Competing on Segments, Not Logos
At Socialist, I built a new e-com function around Vivienne Sabó. It wasn’t just a “media plan” or “bid optimization”. It was a segment-first architecture:
• we clustered SKUs and lines by price tiers and perceived value;
• we mapped competitors by corridor, not by brand name;
• we redefined campaigns as “segment dominance” rather than “brand campaigns”.
On top of that, we built a marketplace-native performance loop:
• segment-based bidding and rotation instead of generic brand push;
• creative and offer logic matched to corridor, not to individual SKUs;
• continuous monitoring of share and CTR shifts via mpstats/Selmatics as our “radar”.
The key constraint: we didn’t go all-in on deep discounts. The job was to protect economics, not just win headlines.
Winning Without Burning the Brand
For almost six months, the market tried to explain what happened using the wrong language. Panels invited experts to talk. Hypotheses flew: “new generation taste”, “TikTok influence”, “mystical product-market fit”.
The reality was much colder and much more useful: a structural vacuum in a price band. Once we aligned Vivienne Sabó with that band — with the right SKUs, the right pricing, and the right marketplace posture — the numbers followed.
We didn’t ask people to betray their instincts to save. We simply argued that: “in a crisis, a brand with history and proven quality is not a luxury — it’s insurance.”

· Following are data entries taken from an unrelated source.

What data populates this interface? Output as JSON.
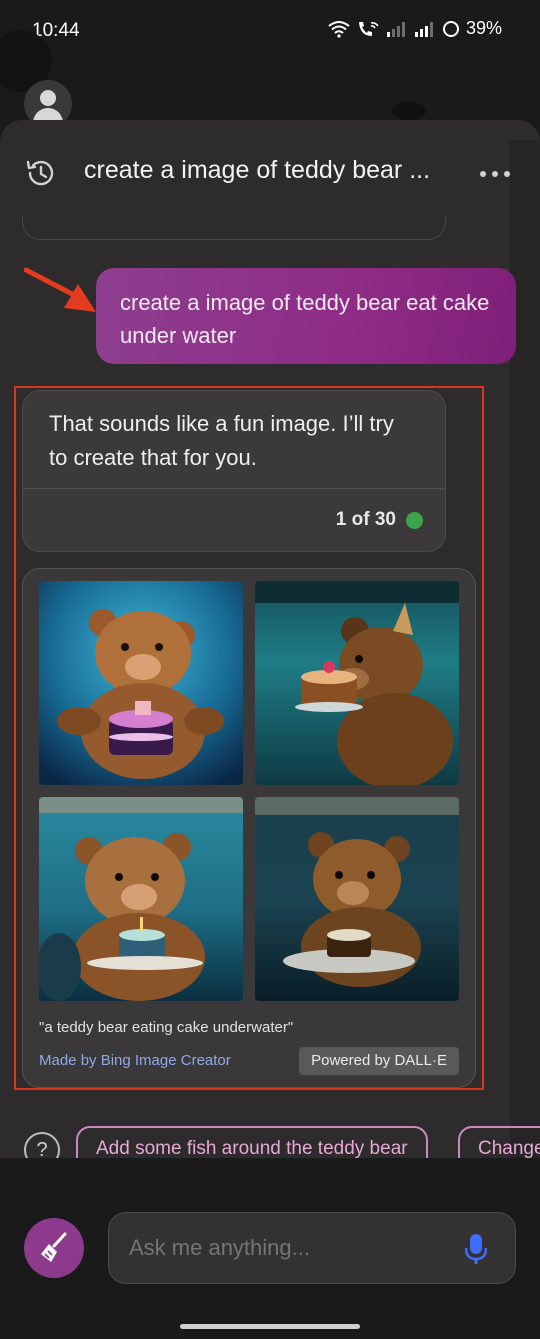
{
  "status_bar": {
    "time": "10:44",
    "battery": "39%",
    "icons": [
      "wifi-icon",
      "wifi-calling-icon",
      "signal-icon",
      "signal-icon",
      "battery-icon"
    ]
  },
  "header": {
    "title": "create a image of teddy bear ...",
    "history_icon": "history-icon",
    "more_icon": "more-horizontal-icon"
  },
  "user_message": {
    "text": "create a image of teddy bear eat cake under water"
  },
  "bot_message": {
    "text": "That sounds like a fun image. I’ll try to create that for you.",
    "counter": "1 of 30",
    "status_color": "#3aa54a"
  },
  "image_result": {
    "images": [
      {
        "description": "teddy bear with cake"
      },
      {
        "description": "teddy bear with party hat and cake"
      },
      {
        "description": "teddy bear with candle cake"
      },
      {
        "description": "dark teddy bear with cake"
      }
    ],
    "caption": "\"a teddy bear eating cake underwater\"",
    "made_by": "Made by Bing Image Creator",
    "powered_by": "Powered by DALL·E"
  },
  "suggestions": {
    "help_icon": "?",
    "chips": [
      "Add some fish around the teddy bear",
      "Change"
    ]
  },
  "composer": {
    "placeholder": "Ask me anything...",
    "new_topic_icon": "broom-icon",
    "mic_icon": "microphone-icon"
  },
  "colors": {
    "user_bubble": "#8d3e8f",
    "accent_chip": "#e7a8d5",
    "highlight_box": "#d7381c",
    "link": "#8fa9e6"
  }
}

Re-framed the market from “brand vs brand” to “price corridor vs behavior”. Identified and named the mid-tier vacuum.
Selected and prioritized SKUs slightly above the cheapest players to occupy the trust-based corridor without collapsing margin.
Built an e-com engine around marketplaces: segmented bidding, creative logic, and continuous share tracking via independent analytics panels.
Switched from “cheap vs expensive” messaging to “trusted vs risky saving”. Positioning shifted from price to reliability and brand history.